Essential Ingredients (Makes 12 Mini Quiches)
- 12 large eggs
- 1 ½ cups whole milk or half‑and‑half
- ½ cup shredded cheese (cheddar, Swiss, or feta work well)
- ½ cup diced cooked meat (ham, bacon, or cooked sausage)
- ½ cup chopped vegetables (bell pepper, spinach, mushrooms, or onion)
- ¼ teaspoon salt
- ¼ teaspoon black pepper
- Optional: 1 tablespoon fresh herbs (parsley, chives, or dill)
- Optional crust: 1 refrigerated pie crust, cut into 12 circles
Step‑by‑Step: How to Make Mini Quiche in a Muffin Tray
- Preheat the oven to 375°F (190°C). Place a rack in the middle of the oven.
- Prepare the tin: If you are using crust, press each dough circle into the wells of a greased 12‑cup muffin pan. For a crustless version, simply grease the pan with cooking spray or a light coat of butter.
- Combine wet ingredients: In a large bowl, whisk together the eggs, milk, salt, and pepper until smooth.
- Add fillings: Stir in the cheese, meat, vegetables, and herbs. Mix just enough to distribute evenly; you don’t want to over‑mix.
- Fill the cups: Pour the mixture into each muffin cup, filling them about three‑quarters full. The batter will rise slightly as it bakes.
- Bake: Place the tray in the oven and bake for 15‑20 minutes, or until the quiches are set in the center and lightly golden on top.
- Cool slightly: Let the mini quiches rest for 2‑3 minutes before removing them from the tin. This helps them hold their shape.
- Serve: Enjoy warm, or let them cool completely and store for later.
Make‑Ahead and Storage Tips
Mini quiche are ideal for batch cooking. Follow these steps to keep them fresh:
- Refrigerate: After cooling, place the quiches in an airtight container. They stay fresh for up to 4 days.
- Freeze: Arrange the cooled quiches on a parchment‑lined tray and freeze for 1‑2 hours. Transfer them to a zip‑top bag; they will keep for up to 2 months.
- Reheat: Microwave for 30‑45 seconds per quiche, or reheat in a 350°F (175°C) oven for 8‑10 minutes until warmed through.

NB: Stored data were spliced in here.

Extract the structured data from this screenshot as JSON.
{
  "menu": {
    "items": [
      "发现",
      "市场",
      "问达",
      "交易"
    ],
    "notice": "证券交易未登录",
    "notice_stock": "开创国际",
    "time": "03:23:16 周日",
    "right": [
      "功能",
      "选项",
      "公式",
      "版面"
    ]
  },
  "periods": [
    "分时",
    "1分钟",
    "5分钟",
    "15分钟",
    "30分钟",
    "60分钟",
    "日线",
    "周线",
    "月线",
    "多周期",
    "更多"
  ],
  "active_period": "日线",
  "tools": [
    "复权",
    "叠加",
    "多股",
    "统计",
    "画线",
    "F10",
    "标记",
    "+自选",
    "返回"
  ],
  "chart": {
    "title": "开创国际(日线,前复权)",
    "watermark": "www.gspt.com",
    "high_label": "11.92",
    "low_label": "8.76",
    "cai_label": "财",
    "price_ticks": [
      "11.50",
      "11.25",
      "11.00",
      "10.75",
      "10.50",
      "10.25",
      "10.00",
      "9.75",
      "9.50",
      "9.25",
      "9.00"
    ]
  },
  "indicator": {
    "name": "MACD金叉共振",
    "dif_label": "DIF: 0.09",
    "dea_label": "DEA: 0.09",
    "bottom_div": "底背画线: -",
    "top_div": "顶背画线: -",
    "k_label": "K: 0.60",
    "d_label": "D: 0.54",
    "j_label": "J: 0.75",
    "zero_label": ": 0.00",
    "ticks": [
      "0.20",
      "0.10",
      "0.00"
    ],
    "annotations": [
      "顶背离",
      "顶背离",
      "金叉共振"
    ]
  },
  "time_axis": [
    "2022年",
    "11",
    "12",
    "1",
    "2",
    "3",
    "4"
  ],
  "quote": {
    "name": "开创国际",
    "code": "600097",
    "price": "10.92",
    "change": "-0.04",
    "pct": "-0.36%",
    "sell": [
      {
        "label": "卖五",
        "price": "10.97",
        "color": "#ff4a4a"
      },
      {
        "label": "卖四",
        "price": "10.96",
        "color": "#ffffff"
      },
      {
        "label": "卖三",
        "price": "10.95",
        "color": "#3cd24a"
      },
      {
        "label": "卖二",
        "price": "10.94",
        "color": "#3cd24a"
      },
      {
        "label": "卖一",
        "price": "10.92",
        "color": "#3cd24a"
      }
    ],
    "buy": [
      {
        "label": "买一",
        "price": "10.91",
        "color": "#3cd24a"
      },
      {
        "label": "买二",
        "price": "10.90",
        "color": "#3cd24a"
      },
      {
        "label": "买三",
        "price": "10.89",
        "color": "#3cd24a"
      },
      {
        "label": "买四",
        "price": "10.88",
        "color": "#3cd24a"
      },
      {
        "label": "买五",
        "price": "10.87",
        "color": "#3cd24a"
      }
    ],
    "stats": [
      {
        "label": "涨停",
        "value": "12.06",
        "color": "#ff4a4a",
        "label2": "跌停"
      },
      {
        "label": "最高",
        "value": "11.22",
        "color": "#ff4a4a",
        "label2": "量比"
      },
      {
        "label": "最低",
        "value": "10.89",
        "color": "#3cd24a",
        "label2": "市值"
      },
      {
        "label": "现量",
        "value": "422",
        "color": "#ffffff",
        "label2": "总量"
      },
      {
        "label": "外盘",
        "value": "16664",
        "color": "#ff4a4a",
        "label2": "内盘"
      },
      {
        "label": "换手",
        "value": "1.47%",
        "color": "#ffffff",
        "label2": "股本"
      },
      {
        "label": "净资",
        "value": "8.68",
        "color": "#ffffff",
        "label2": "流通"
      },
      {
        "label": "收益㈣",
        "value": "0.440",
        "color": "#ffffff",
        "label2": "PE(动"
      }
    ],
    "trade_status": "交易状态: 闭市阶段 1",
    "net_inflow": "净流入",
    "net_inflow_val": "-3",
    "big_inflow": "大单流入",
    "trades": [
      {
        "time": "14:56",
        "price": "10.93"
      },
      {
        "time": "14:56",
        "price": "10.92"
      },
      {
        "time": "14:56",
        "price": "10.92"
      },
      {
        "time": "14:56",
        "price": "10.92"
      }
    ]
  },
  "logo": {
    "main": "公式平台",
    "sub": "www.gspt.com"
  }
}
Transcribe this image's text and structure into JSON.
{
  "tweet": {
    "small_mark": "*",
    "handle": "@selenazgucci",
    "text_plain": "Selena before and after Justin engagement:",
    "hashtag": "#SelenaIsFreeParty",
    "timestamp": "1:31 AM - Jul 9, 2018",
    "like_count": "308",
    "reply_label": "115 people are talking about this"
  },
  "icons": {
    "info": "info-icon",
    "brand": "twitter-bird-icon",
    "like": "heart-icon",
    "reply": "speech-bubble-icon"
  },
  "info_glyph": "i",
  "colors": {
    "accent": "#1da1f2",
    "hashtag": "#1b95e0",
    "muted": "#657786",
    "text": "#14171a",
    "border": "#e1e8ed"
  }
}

- Make‑ahead assembly: You can assemble the batter in the muffin tin, cover tightly with plastic wrap, and refrigerate up to 24 hours before baking. This is perfect for busy weekday mornings.
Crustless Mini Quiche: A Low‑Carb Option
If you prefer a lighter, low‑carb version, simply skip the pie crust. Grease the muffin tin well and follow the same batter recipe. The crustless quiches will have a slightly softer edge but remain just as flavorful.
Flavor Variations to Try
- Spinach‑Feta: Replace cheddar with feta and add ½ cup fresh spinach leaves.
- Mushroom‑Swiss: Use sliced mushrooms and Swiss cheese for an earthy bite.
- Southwest: Add black beans, corn, jalapeño, and pepper jack cheese; finish with a sprinkle of cilantro.
- Herb‑Only: Omit meat and use a blend of fresh herbs (tarragon, thyme, basil) for a vegetarian delight.
Serving Ideas
Mini quiche can be served in many ways:
- As a breakfast on the go, paired with a piece of fruit.
- On a brunch buffet, arranged alongside mini muffins, fresh berries, and yogurt.
- As a snack for kids’ lunchboxes—just add a small container of ketchup or hot sauce.
- Warmed on a salad, turning the quiche into a protein‑rich topping.
Nutrition Snapshot (per crustless mini quiche)
Approximately 90‑110 calories, 6 g protein, 5 g fat, and 2 g carbohydrate. Adding cheese or meat will increase the protein and calorie count, while a crust adds extra carbs.
Full Recipe Resources
For a printable version and additional tips, see the full recipe at:
https://wp.me/pel0dL-1OM
Visit the kitchen blog for more breakfast ideas:
https://www.ifyougiveablondeakitchen.com/
Final Thoughts
Mini quiche in a muffin tray are a versatile, quick, and satisfying solution for any meal. Whether you choose a classic crusted version, go crustless for a lighter bite, or experiment with seasonal vegetables, the basic technique stays the same. Prepare a batch on the weekend, store them in the fridge or freezer, and you’ll always have a nutritious, homemade option ready in minutes.